-G does not behave as expected, i.e. as -g for R2.

marcelm / cutadapt

Cutadapt removes adapter sequences from sequencing reads

https://cutadapt.readthedocs.io

MIT License

502 stars 125 forks source link

-G does not behave as expected, i.e. as -g for R2. #692

Open ryandward opened 1 year ago

ryandward commented 1 year ago

It doesn't seem that switching -g to -G, and also switching the order of the reads results in the same results.

❯ cutadapt \
  --action=none \
  -G ^file:adapter_file.fasta \ # <-- looking at read 2
  -j 12 --no-indels --error-rate=0 \
  -o demultiplexed_{name}_R1.fastq.gz \
  -p demultiplexed_{name}_R2.fastq.gz \
  read1.fastq.gz \
  read2.fastq.gz

This results in everything going to files with unknown in the variable portion of the name.

However, when I switch around -g to -G, and switch places of read1 and read2, adapter trimming works as expected.

❯ cutadapt \
  --action=none \
  -g ^file:adapter_file.fasta \ # <-- changed to lowercase, i.e. looking at read1
   -j 12 --no-indels --error-rate=0 \
  -o demultiplexed_{name}_R1.fastq.gz \
  -p demultiplexed_{name}_R2.fastq.gz \
  read2.fastq.gz \ # <-- switched order
  read1.fastq.gz

❯ conda --version conda 22.11.1 ❯ cutadapt --version 4.3

marcelm commented 1 year ago

This may be easy to overlook, but it is documented in the section about demultiplexing:

Paired-end demultiplexing always uses the adapter matches of the first read to decide where a read should be written.

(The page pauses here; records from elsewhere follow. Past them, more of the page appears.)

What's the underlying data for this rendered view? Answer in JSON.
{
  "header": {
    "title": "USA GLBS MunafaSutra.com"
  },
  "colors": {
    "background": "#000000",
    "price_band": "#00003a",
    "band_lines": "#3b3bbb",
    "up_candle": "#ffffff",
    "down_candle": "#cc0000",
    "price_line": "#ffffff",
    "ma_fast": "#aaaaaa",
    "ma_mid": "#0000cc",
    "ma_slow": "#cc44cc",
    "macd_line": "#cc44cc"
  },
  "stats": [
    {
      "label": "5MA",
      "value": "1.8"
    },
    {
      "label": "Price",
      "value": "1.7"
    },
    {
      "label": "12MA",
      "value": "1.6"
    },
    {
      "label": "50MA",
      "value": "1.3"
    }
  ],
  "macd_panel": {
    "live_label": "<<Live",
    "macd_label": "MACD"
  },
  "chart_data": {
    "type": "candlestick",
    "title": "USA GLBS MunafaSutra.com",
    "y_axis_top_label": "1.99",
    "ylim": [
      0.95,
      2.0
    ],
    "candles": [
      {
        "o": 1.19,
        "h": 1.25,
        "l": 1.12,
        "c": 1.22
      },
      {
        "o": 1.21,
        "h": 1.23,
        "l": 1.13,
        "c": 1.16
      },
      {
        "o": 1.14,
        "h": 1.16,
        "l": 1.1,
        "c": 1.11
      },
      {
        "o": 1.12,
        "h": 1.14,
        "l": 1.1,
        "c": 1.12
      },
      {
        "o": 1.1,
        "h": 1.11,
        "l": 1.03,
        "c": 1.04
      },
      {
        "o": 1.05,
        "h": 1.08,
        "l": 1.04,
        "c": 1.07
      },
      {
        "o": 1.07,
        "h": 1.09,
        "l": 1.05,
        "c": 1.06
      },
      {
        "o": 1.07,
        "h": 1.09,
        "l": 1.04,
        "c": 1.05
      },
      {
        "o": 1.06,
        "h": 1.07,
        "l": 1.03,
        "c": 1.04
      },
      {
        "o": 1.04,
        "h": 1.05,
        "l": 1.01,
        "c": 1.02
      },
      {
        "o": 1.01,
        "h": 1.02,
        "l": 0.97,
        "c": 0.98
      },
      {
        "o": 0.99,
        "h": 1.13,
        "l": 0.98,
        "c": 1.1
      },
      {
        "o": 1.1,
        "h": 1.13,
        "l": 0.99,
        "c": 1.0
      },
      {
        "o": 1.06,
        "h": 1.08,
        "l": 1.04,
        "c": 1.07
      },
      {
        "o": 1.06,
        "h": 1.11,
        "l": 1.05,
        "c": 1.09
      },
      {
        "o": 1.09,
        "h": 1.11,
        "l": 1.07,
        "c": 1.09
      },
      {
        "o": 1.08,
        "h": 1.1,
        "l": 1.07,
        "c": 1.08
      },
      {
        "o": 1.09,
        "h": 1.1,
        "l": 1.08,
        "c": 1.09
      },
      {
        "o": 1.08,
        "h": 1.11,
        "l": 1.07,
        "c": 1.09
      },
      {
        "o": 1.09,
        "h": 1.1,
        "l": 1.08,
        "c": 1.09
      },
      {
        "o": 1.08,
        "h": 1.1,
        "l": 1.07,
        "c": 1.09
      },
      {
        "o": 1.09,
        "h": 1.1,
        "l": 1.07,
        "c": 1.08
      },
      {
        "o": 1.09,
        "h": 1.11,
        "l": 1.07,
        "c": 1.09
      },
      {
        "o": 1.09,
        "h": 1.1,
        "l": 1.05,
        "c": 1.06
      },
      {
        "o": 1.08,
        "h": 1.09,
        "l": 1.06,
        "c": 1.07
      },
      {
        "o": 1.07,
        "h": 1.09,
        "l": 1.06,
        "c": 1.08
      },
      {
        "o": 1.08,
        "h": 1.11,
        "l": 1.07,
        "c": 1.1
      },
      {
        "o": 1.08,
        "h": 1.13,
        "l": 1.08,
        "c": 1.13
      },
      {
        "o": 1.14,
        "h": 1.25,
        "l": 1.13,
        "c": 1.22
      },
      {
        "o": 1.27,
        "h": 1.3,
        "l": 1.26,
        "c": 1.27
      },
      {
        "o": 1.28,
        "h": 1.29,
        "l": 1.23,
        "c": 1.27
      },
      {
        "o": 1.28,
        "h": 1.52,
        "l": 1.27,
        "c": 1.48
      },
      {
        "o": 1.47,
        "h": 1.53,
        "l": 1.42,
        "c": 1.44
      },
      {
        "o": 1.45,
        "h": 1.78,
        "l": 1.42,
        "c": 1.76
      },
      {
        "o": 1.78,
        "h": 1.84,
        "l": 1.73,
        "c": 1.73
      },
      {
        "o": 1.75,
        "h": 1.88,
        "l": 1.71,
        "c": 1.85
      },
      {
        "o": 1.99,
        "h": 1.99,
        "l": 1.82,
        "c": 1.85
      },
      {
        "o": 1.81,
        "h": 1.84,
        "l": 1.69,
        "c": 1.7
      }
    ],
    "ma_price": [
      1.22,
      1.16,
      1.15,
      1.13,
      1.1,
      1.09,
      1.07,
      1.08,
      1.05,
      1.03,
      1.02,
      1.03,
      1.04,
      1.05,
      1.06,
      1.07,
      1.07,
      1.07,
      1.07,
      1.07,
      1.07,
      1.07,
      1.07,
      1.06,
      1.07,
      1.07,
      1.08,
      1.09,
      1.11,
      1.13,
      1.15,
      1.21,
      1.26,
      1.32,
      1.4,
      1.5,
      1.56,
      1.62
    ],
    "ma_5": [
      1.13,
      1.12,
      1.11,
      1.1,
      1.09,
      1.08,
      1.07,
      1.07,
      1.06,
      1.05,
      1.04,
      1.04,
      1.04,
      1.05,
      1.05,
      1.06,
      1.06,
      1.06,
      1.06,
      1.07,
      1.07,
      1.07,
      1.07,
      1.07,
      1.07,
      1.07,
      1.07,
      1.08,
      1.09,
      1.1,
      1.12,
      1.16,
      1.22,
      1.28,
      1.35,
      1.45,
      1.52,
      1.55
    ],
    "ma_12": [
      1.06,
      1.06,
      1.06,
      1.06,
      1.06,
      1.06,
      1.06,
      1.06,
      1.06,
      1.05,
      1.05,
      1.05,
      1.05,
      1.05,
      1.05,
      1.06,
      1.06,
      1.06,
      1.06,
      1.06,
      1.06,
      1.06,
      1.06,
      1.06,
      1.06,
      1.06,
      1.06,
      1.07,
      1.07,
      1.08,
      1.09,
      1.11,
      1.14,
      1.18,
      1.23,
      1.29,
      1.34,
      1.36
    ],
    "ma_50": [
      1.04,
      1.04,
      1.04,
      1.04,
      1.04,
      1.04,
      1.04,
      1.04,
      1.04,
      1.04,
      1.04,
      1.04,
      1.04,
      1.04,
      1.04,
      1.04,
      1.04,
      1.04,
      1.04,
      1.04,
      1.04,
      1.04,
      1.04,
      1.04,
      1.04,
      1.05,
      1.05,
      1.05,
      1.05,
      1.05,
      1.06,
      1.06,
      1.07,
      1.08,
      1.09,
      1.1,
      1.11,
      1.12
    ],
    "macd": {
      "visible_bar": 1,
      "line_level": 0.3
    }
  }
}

If adapters for read 2 are given (-A/-G), they are detected and removed as normal, but these matches do not influence where the read pair is written.

To demultiplex using a barcode that is located on read 2, you can “cheat” and swap the roles of R1 and R2 for both the input and output files

cutadapt -e 1 -g ^file:barcodes.fasta -o trimmed-{name}.2.fastq.gz -p trimmed-{name}.1.fastq.gz input.2.fastq.gz input.1.fastq.gz

If you do this in a script or pipeline, it may be a good idea to add a comment to clarify that this reversal of R1 and R2 is intended.

I wonder how to improve this. I think the first step is to print a warning when trying to demultiplex and no adapters were provided for R1.

ryandward commented 1 year ago

Thanks for the clarification. I finally did wind up cheating by swapping the reads, which is totally okay by the way. I think your proposal for a warning makes a lot of sense.

My script will then have to swap the reads back from [2,1] to [1,2] in a downstream process, but it's not at all broken.

Cheers.

marcelm commented 1 year ago

I’ll also see whether I can make it so that you can specify {name2} as a template variable. That would then explicitly declare that you want to use the matches on R2 for demultiplexing. Then no file swapping is necessary.